Lots of questions. Thanks for taking the time to actually formulate things well though, even though I'm certain you won't quite get as nicely formulated answers.
I'm really tempted to say that you should just pick a program that has those in it and use that for awhile. I think one of the Bill Starr 5x5 has those, and/or maybe Starting Strength, but I'm not sure.
I don't know. You can get benefits from all of them. I will say certain isolation exercises are known to be worse for the joints than the others. Heavy skullcrushers is a good example of a problematic exercise.
Yes. In the context of strength training, isolation work is used to bring up the weak areas so that the compound movements stress everything more equally. For instance, with bench pressing, some people might have very strong chests and front delts -- they're able to get the bar 90% up with just those -- but are weak at locking it out at the top. In this case, doing some isolation work for the triceps allows them to progress on the bench.
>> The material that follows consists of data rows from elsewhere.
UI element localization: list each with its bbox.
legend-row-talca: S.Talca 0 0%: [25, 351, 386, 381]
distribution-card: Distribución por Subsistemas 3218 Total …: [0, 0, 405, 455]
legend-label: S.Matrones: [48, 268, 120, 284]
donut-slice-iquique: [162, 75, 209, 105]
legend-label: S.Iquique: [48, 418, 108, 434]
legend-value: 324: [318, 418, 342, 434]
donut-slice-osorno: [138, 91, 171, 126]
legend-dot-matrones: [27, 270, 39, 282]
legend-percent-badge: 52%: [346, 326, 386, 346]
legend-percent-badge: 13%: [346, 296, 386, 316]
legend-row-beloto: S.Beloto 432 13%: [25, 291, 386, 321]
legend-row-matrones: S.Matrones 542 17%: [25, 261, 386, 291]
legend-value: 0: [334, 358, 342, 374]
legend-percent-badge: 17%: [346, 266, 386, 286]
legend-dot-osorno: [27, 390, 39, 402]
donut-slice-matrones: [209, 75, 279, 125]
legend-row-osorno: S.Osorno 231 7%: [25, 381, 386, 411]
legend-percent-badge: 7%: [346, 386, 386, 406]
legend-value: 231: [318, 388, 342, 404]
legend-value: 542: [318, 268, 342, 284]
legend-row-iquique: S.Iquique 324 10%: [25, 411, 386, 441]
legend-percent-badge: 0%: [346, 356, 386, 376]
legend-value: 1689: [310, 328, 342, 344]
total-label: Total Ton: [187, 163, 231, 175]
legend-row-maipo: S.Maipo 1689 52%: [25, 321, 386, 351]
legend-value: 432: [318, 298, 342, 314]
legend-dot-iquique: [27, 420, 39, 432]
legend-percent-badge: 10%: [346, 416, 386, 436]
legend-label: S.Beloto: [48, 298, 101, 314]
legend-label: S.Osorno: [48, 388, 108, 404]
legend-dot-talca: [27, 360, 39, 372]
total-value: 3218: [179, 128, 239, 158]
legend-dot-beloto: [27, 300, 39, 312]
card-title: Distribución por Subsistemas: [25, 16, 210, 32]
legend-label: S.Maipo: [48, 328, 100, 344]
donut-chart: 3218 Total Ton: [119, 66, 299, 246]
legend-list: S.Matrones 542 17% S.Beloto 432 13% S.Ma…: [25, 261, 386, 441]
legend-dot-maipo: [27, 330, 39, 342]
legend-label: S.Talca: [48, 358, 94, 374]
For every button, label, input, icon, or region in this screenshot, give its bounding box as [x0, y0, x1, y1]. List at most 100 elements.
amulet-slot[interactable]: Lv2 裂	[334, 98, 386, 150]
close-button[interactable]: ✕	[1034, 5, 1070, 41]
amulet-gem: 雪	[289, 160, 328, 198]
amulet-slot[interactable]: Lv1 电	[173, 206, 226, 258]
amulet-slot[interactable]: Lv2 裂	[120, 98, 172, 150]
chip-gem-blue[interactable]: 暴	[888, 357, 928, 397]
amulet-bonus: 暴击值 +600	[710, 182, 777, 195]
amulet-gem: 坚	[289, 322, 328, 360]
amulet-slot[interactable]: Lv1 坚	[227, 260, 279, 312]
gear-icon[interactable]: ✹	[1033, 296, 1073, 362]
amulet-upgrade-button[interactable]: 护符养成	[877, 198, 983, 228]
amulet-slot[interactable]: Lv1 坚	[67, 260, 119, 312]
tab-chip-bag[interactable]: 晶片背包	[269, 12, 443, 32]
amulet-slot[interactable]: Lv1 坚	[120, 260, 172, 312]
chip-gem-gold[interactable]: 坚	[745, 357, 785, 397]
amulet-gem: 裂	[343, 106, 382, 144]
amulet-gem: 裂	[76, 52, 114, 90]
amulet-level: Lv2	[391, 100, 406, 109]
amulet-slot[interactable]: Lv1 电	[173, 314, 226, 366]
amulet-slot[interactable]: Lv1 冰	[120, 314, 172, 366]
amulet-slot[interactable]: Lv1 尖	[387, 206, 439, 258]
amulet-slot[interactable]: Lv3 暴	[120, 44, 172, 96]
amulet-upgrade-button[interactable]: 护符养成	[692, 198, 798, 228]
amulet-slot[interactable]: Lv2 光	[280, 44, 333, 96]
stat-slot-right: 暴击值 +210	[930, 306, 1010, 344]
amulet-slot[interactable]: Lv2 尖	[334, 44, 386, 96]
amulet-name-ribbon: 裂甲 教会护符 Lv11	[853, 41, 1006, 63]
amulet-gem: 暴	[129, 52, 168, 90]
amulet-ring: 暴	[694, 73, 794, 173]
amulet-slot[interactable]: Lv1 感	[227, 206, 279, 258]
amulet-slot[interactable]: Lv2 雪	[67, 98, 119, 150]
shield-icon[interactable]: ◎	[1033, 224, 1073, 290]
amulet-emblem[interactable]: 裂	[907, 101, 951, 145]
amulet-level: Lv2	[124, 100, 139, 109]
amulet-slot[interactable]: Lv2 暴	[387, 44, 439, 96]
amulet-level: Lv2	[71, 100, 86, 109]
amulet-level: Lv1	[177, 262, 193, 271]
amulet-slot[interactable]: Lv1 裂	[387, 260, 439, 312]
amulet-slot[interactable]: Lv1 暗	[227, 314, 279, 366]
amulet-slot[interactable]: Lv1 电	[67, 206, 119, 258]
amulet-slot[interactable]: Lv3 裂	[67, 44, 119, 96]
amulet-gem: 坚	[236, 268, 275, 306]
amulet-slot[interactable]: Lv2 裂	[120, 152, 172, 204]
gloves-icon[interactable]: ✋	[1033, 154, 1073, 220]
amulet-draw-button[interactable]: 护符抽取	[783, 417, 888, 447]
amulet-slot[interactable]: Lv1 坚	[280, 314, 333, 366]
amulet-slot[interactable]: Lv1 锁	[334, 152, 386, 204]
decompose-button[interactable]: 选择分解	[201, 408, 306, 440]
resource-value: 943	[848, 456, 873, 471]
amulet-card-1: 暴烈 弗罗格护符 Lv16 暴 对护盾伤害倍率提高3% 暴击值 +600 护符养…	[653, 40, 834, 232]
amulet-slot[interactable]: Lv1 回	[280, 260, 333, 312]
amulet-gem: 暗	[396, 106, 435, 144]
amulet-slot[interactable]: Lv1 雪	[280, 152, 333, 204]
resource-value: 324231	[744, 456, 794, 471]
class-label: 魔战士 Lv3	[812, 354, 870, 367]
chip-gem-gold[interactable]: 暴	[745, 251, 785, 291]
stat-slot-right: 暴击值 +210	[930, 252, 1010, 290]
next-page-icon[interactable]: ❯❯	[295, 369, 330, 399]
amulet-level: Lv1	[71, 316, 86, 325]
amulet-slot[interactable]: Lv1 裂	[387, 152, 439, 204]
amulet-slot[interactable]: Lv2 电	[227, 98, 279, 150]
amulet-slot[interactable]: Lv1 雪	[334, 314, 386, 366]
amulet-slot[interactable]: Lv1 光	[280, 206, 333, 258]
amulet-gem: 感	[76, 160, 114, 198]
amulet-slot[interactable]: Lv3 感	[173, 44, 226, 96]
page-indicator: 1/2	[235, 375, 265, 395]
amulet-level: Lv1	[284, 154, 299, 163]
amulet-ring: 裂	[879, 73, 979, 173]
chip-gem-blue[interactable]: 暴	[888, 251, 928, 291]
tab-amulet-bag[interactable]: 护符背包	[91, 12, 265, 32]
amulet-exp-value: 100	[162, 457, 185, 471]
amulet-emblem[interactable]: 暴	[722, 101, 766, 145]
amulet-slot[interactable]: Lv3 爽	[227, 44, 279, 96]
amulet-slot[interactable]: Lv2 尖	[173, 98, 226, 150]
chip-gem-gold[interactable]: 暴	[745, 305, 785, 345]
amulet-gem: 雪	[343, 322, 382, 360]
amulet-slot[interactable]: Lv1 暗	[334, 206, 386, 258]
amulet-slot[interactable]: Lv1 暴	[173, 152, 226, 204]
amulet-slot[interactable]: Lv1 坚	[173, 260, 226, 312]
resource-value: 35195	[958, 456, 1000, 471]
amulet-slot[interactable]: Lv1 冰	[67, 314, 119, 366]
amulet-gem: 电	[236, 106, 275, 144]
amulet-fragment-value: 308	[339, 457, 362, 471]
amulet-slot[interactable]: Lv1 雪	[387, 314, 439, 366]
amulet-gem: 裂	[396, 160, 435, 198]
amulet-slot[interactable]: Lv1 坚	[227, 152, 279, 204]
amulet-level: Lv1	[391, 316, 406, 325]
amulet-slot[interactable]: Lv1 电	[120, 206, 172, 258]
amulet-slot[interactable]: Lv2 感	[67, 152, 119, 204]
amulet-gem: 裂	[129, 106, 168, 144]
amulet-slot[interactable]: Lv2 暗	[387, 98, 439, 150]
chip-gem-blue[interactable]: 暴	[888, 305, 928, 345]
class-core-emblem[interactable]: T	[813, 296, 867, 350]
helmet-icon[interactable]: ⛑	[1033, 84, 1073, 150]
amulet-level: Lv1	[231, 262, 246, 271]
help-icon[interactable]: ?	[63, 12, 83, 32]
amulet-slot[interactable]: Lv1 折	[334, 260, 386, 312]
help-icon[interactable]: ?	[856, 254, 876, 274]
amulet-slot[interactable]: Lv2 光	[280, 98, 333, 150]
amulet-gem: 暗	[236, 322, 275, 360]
They both have their place.
This is one of the reasons I think sticking with an existing program would do you some good for now.
This was tricky when I first started out too. What I suggest is that you try to take a short rest and see how you perform on the next set. If you take too short a rest, your body won't be recovered enough and you won't do well on that set. Eventually you'll learn what your body feels like when it's ready for the next set. For some sets, you only need a short rest; for others, a longer break... but basically you just learn when your body is ready.
Since it sounds like athletic performance is really what you're after, I'd prioritize that. As in... if the strength training is taking too much of a toll on you, then you need to adjust your [strength] program.
If you need/want to use cardio and/or plyo to improve your athletic performance, that should be fine.
However, make sure you increase your calories and protein. Strength training requires quite a bit of both in order to grow... then, cardio and other athletics will require even more. So you need to make sure your food is in line for the increased caloric expenditure. And, since muscle is built with protein, you need to make sure you have enough to build new muscle after your lift.
Some light stretching or mobility work... things like arm swings, leg swings, stuff like that... and maybe some light cardio like walking on the treadmill for a couple minutes, just to get the joints and muscles warmed up is always good. I don't always do it, but it's good to do.
I've lifted where I've just jumped directly into work sets without using a lighter weight. I've also used a ramping approach starting light and working my way up.
I prefer the ramping approach personally.
This is where a good program will give you some guidance
First, core is more than your abs. Second, heavy squats and deadlifts, done with good form, will improve your core strength quite a bit. Your core is basically bridging your upper and lower body and holding them in place, so it gets worked hard.
But, I mean, if you want to do more, I'd suggest doing it after your primary workout. Two suggestions: ab rollouts, and heavy overhead holds.